South African Erik van Rooyen practiced in a knit beanie on Tuesday.
The rough will giveth and it will taketh. As detailed by Ian Poulter in a social media video, there’s an aspect of luck when it comes to how a ball is lying in the poa annua rough. If a ball is sitting into the grain—meaning the grass is growing and thus pointing in the opposite direction of the target—it’s almost impossible to control, let alone put any spin on the ball. Down grain, however, is a different, much friendlier story.
“Down grain, you can spin it pretty easily,” Woods said. “And you can spin it either way.”

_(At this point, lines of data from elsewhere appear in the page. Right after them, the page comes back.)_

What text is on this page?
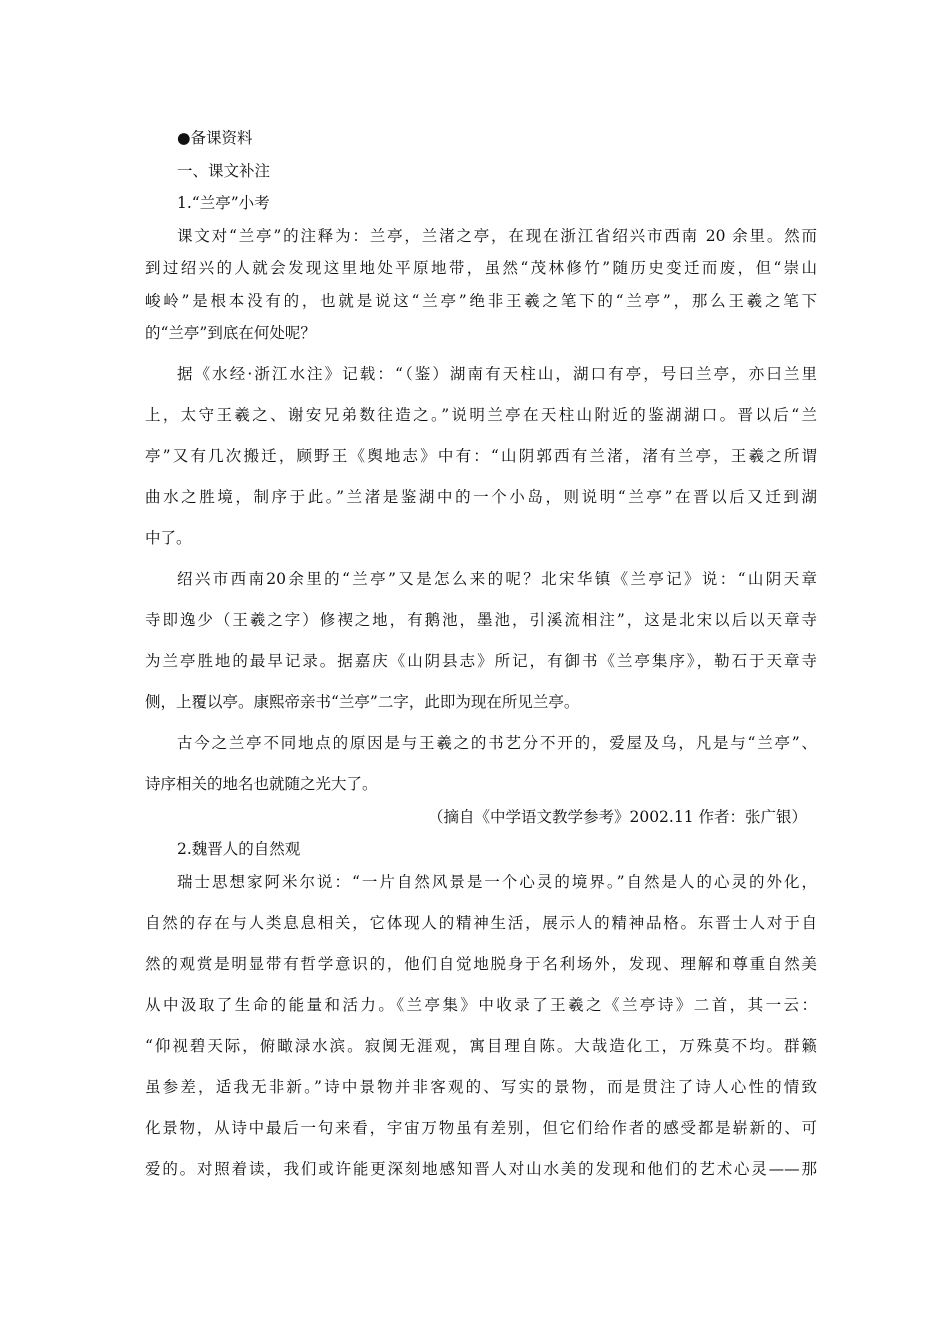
●备课资料
一、课文补注
1.“兰亭”小考
课文对“兰亭”的注释为：兰亭，兰渚之亭，在现在浙江省绍兴市西南 20 余里。然而
到过绍兴的人就会发现这里地处平原地带，虽然“茂林修竹”随历史变迁而废，但“崇山
峻岭”是根本没有的，也就是说这“兰亭”绝非王羲之笔下的“兰亭”，那么王羲之笔下
的“兰亭”到底在何处呢？
据《水经·浙江水注》记载：“（鉴）湖南有天柱山，湖口有亭，号曰兰亭，亦曰兰里
上，太守王羲之、谢安兄弟数往造之。”说明兰亭在天柱山附近的鉴湖湖口。晋以后“兰
亭”又有几次搬迁，顾野王《舆地志》中有：“山阴郭西有兰渚，渚有兰亭，王羲之所谓
曲水之胜境，制序于此。”兰渚是鉴湖中的一个小岛，则说明“兰亭”在晋以后又迁到湖
中了。
绍兴市西南20余里的“兰亭”又是怎么来的呢？北宋华镇《兰亭记》说：“山阴天章
寺即逸少（王羲之字）修禊之地，有鹅池，墨池，引溪流相注”，这是北宋以后以天章寺
为兰亭胜地的最早记录。据嘉庆《山阴县志》所记，有御书《兰亭集序》，勒石于天章寺
侧，上覆以亭。康熙帝亲书“兰亭”二字，此即为现在所见兰亭。
古今之兰亭不同地点的原因是与王羲之的书艺分不开的，爱屋及乌，凡是与“兰亭”、
诗序相关的地名也就随之光大了。
（摘自《中学语文教学参考》2002.11 作者：张广银）
2.魏晋人的自然观
瑞士思想家阿米尔说：“一片自然风景是一个心灵的境界。”自然是人的心灵的外化，
自然的存在与人类息息相关，它体现人的精神生活，展示人的精神品格。东晋士人对于自
然的观赏是明显带有哲学意识的，他们自觉地脱身于名利场外，发现、理解和尊重自然美
从中汲取了生命的能量和活力。《兰亭集》中收录了王羲之《兰亭诗》二首，其一云：
“仰视碧天际，俯瞰渌水滨。寂阒无涯观，寓目理自陈。大哉造化工，万殊莫不均。群籁
虽参差，适我无非新。”诗中景物并非客观的、写实的景物，而是贯注了诗人心性的情致
化景物，从诗中最后一句来看，宇宙万物虽有差别，但它们给作者的感受都是崭新的、可
爱的。对照着读，我们或许能更深刻地感知晋人对山水美的发现和他们的艺术心灵——那
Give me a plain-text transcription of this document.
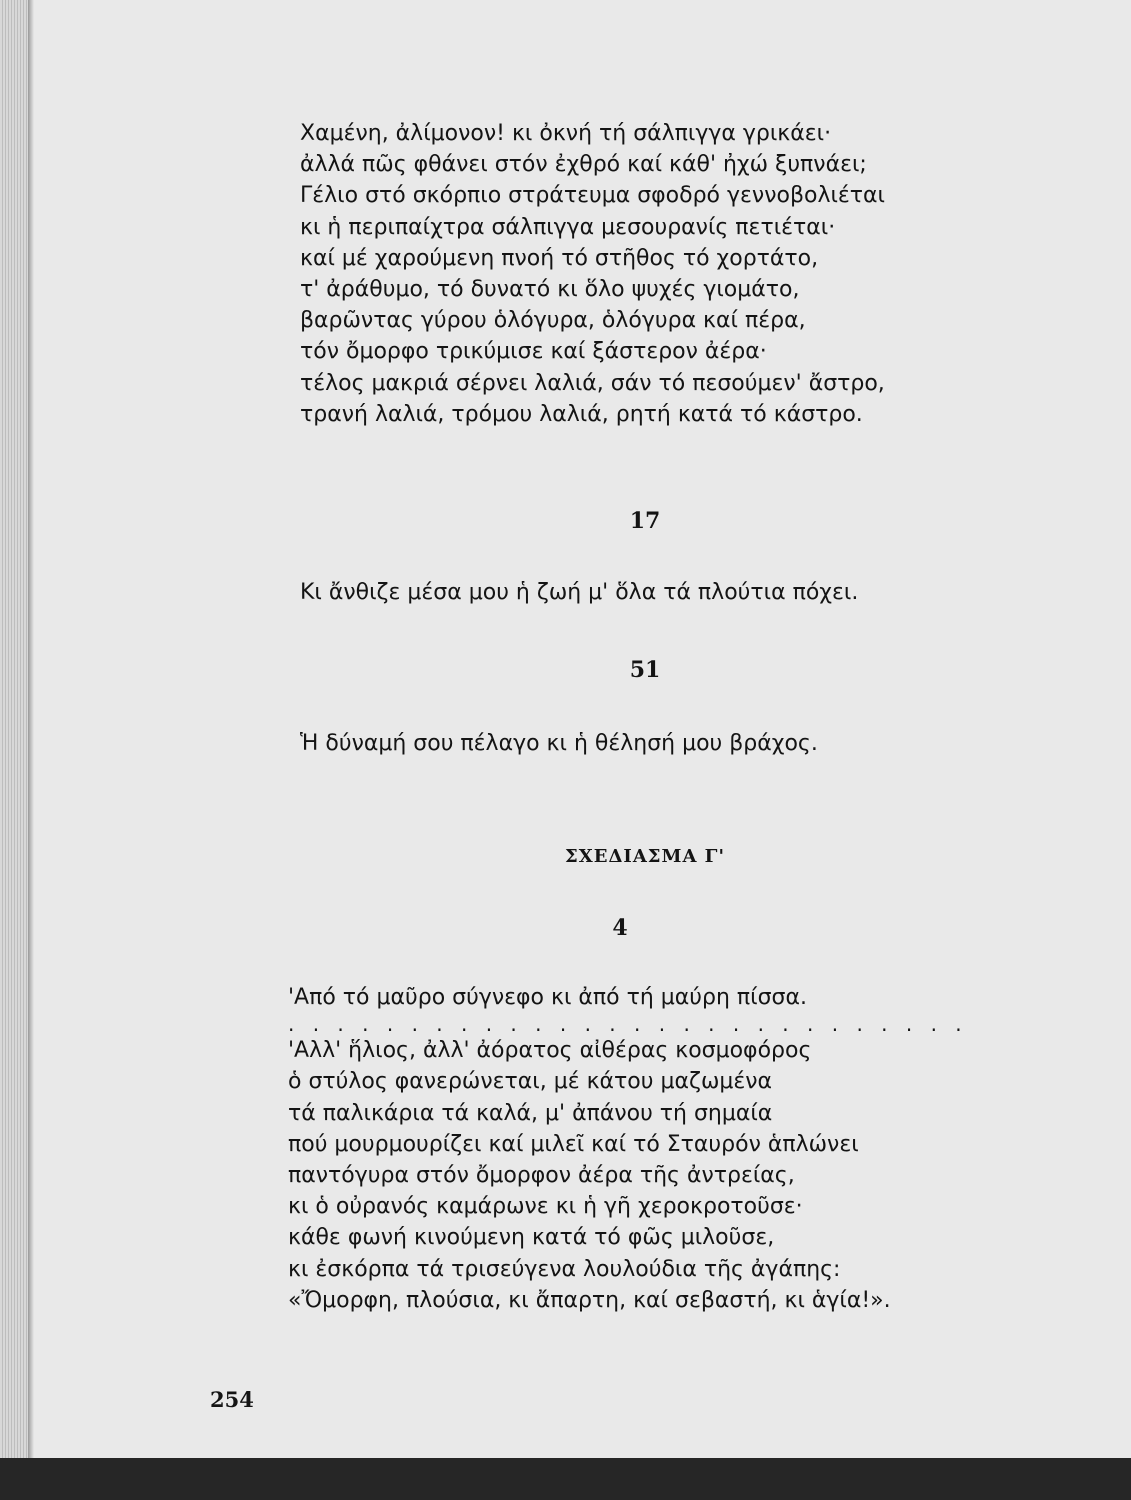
Χαμένη, ἀλίμονον! κι ὀκνή τή σάλπιγγα γρικάει·
ἀλλά πῶς φθάνει στόν ἐχθρό καί κάθ' ἠχώ ξυπνάει;
Γέλιο στό σκόρπιο στράτευμα σφοδρό γεννοβολιέται
κι ἡ περιπαίχτρα σάλπιγγα μεσουρανίς πετιέται·
καί μέ χαρούμενη πνοή τό στῆθος τό χορτάτο,
τ' ἀράθυμο, τό δυνατό κι ὅλο ψυχές γιομάτο,
βαρῶντας γύρου ὁλόγυρα, ὁλόγυρα καί πέρα,
τόν ὄμορφο τρικύμισε καί ξάστερον ἀέρα·
τέλος μακριά σέρνει λαλιά, σάν τό πεσούμεν' ἄστρο,
τρανή λαλιά, τρόμου λαλιά, ρητή κατά τό κάστρο.
17
Κι ἄνθιζε μέσα μου ἡ ζωή μ' ὅλα τά πλούτια πόχει.
51
Ἡ δύναμή σου πέλαγο κι ἡ θέλησή μου βράχος.
ΣΧΕΔΙΑΣΜΑ Γ'
4
'Από τό μαῦρο σύγνεφο κι ἀπό τή μαύρη πίσσα.
. . . . . . . . . . . . . . . . . . . . . . . . . . . .
'Αλλ' ἥλιος, ἀλλ' ἀόρατος αἰθέρας κοσμοφόρος
ὁ στύλος φανερώνεται, μέ κάτου μαζωμένα
τά παλικάρια τά καλά, μ' ἀπάνου τή σημαία
πού μουρμουρίζει καί μιλεῖ καί τό Σταυρόν ἁπλώνει
παντόγυρα στόν ὄμορφον ἀέρα τῆς ἀντρείας,
κι ὁ οὐρανός καμάρωνε κι ἡ γῆ χεροκροτοῦσε·
κάθε φωνή κινούμενη κατά τό φῶς μιλοῦσε,
κι ἐσκόρπα τά τρισεύγενα λουλούδια τῆς ἀγάπης:
«Ὄμορφη, πλούσια, κι ἄπαρτη, καί σεβαστή, κι ἁγία!».
254
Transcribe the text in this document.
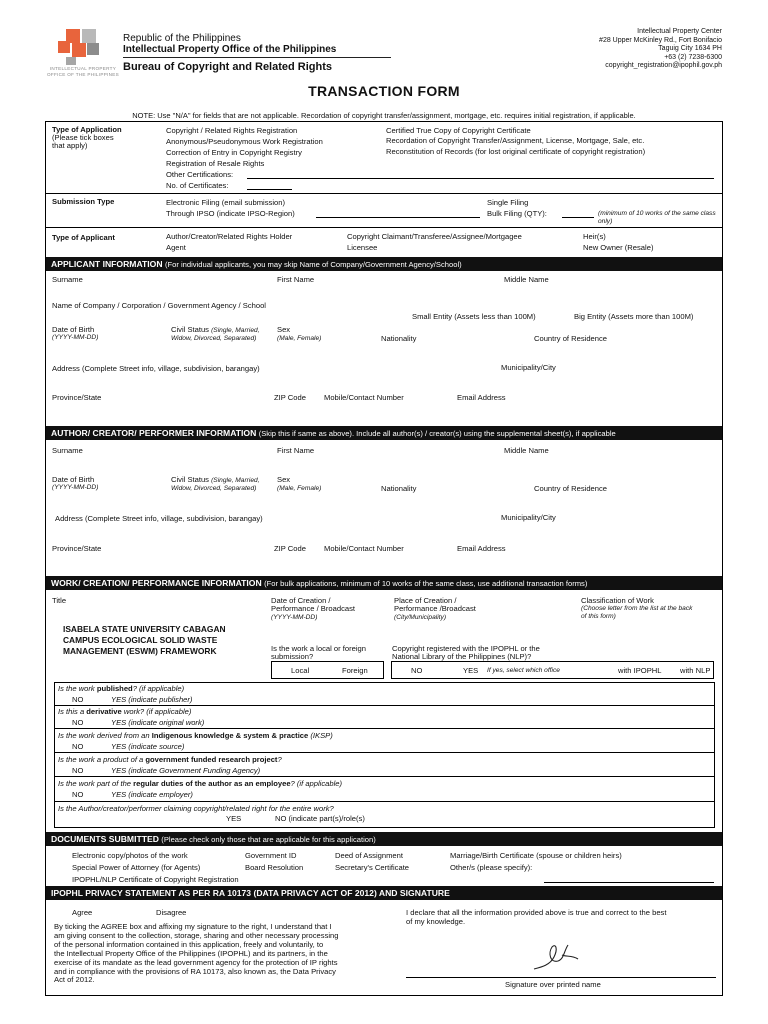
INTELLECTUAL PROPERTY
OFFICE OF THE PHILIPPINES
Republic of the Philippines
Intellectual Property Office of the Philippines
Bureau of Copyright and Related Rights
Intellectual Property Center
#28 Upper McKinley Rd., Fort Bonifacio
Taguig City 1634 PH
+63 (2) 7238-6300
copyright_registration@ipophil.gov.ph
TRANSACTION FORM
NOTE: Use "N/A" for fields that are not applicable. Recordation of copyright transfer/assignment, mortgage, etc. requires initial registration, if applicable.
Type of Application
(Please tick boxes
that apply)
Copyright / Related Rights Registration
Anonymous/Pseudonymous Work Registration
Correction of Entry in Copyright Registry
Registration of Resale Rights
Other Certifications:
No. of Certificates:
Certified True Copy of Copyright Certificate
Recordation of Copyright Transfer/Assignment, License, Mortgage, Sale, etc.
Reconstitution of Records (for lost original certificate of copyright registration)
Submission Type	Electronic Filing (email submission)
Through IPSO (indicate IPSO-Region)
Single Filing
Bulk Filing (QTY):	(minimum of 10 works of the same class only)
Type of Applicant	Author/Creator/Related Rights Holder
Agent
Copyright Claimant/Transferee/Assignee/Mortgagee
Licensee
Heir(s)
New Owner (Resale)
APPLICANT INFORMATION (For individual applicants, you may skip Name of Company/Government Agency/School)
Surname	First Name	Middle Name
Name of Company / Corporation / Government Agency / School
Small Entity (Assets less than 100M)	Big Entity (Assets more than 100M)
Date of Birth
(YYYY-MM-DD)
Civil Status (Single, Married,
Widow, Divorced, Separated)
Sex
(Male, Female)	Nationality	Country of Residence
Address (Complete Street info, village, subdivision, barangay)	Municipality/City
Province/State	ZIP Code Mobile/Contact Number	Email Address
AUTHOR/ CREATOR/ PERFORMER INFORMATION (Skip this if same as above). Include all author(s) / creator(s) using the supplemental sheet(s), if applicable
Surname	First Name	Middle Name
Date of Birth
(YYYY-MM-DD)
Civil Status (Single, Married,
Widow, Divorced, Separated)
Sex
(Male, Female)	Nationality	Country of Residence
Address (Complete Street info, village, subdivision, barangay)	Municipality/City
Province/State	ZIP Code Mobile/Contact Number	Email Address
WORK/ CREATION/ PERFORMANCE INFORMATION (For bulk applications, minimum of 10 works of the same class, use additional transaction forms)
Title
ISABELA STATE UNIVERSITY CABAGAN
CAMPUS ECOLOGICAL SOLID WASTE
MANAGEMENT (ESWM) FRAMEWORK
Date of Creation /
Performance / Broadcast
(YYYY-MM-DD)
Place of Creation /
Performance /Broadcast
(City/Municipality)
Classification of Work
(Choose letter from the list at the back
of this form)
Is the work a local or foreign
submission?
Copyright registered with the IPOPHL or the
National Library of the Philippines (NLP)?
Local	Foreign	NO	YES If yes, select which office	with IPOPHL with NLP
Is the work published? (if applicable)
NO	YES (indicate publisher)
Is this a derivative work? (if applicable)
NO	YES (indicate original work)
Is the work derived from an Indigenous knowledge & system & practice (IKSP)
NO	YES (indicate source)
Is the work a product of a government funded research project?
NO	YES (indicate Government Funding Agency)
Is the work part of the regular duties of the author as an employee? (if applicable)
NO	YES (indicate employer)
Is the Author/creator/performer claiming copyright/related right for the entire work?
YES	NO (indicate part(s)/role(s)
DOCUMENTS SUBMITTED (Please check only those that are applicable for this application)
Electronic copy/photos of the work	Government ID	Deed of Assignment	Marriage/Birth Certificate (spouse or children heirs)
Special Power of Attorney (for Agents)	Board Resolution	Secretary's Certificate	Other/s (please specify):
IPOPHL/NLP Certificate of Copyright Registration
IPOPHL PRIVACY STATEMENT AS PER RA 10173 (DATA PRIVACY ACT OF 2012) AND SIGNATURE
Agree	Disagree
By ticking the AGREE box and affixing my signature to the right, I understand that I
am giving consent to the collection, storage, sharing and other necessary processing
of the personal information contained in this application, freely and voluntarily, to
the Intellectual Property Office of the Philippines (IPOPHL) and its partners, in the
exercise of its mandate as the lead government agency for the protection of IP rights
and in compliance with the provisions of RA 10173, also known as, the Data Privacy
Act of 2012.
I declare that all the information provided above is true and correct to the best
of my knowledge.
Signature over printed name
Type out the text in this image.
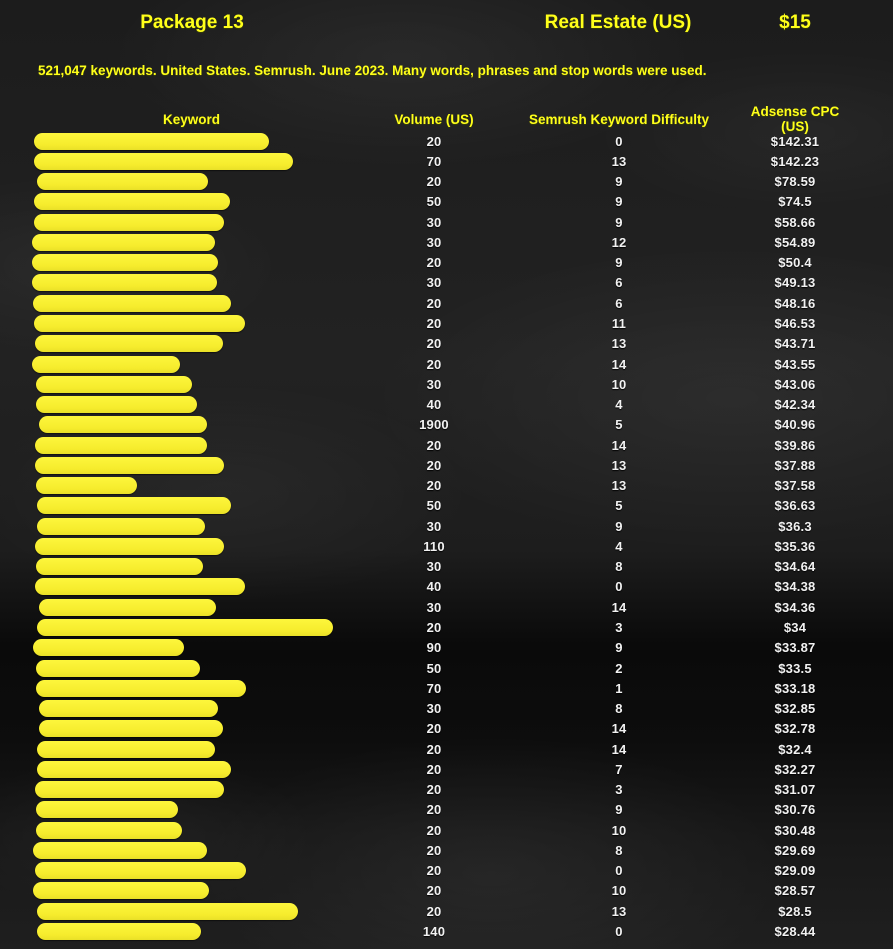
Package 13	Real Estate (US)	$15
521,047 keywords. United States. Semrush. June 2023. Many words, phrases and stop words were used.
Keyword	Volume (US)	Semrush Keyword Difficulty	Adsense CPC (US)
20	0	$142.31
70	13	$142.23
20	9	$78.59
50	9	$74.5
30	9	$58.66
30	12	$54.89
20	9	$50.4
30	6	$49.13
20	6	$48.16
20	11	$46.53
20	13	$43.71
20	14	$43.55
30	10	$43.06
40	4	$42.34
1900	5	$40.96
20	14	$39.86
20	13	$37.88
20	13	$37.58
50	5	$36.63
30	9	$36.3
110	4	$35.36
30	8	$34.64
40	0	$34.38
30	14	$34.36
20	3	$34
90	9	$33.87
50	2	$33.5
70	1	$33.18
30	8	$32.85
20	14	$32.78
20	14	$32.4
20	7	$32.27
20	3	$31.07
20	9	$30.76
20	10	$30.48
20	8	$29.69
20	0	$29.09
20	10	$28.57
20	13	$28.5
140	0	$28.44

As always, scoring will depend heavily on the weather. If it warms up and dries out, and tee shots start rolling, the winner will almost assuredly be double digits under par. But this is August in San Francisco. Smart money says it will stay overcast and cool and damp, and that the course will play forever. Quite the contrast from Columbus and Memphis.
“It is quite a difference,” Thomas said. “But at the same time, it’s not only happening to me. At least I’m telling myself that to make myself feel better.”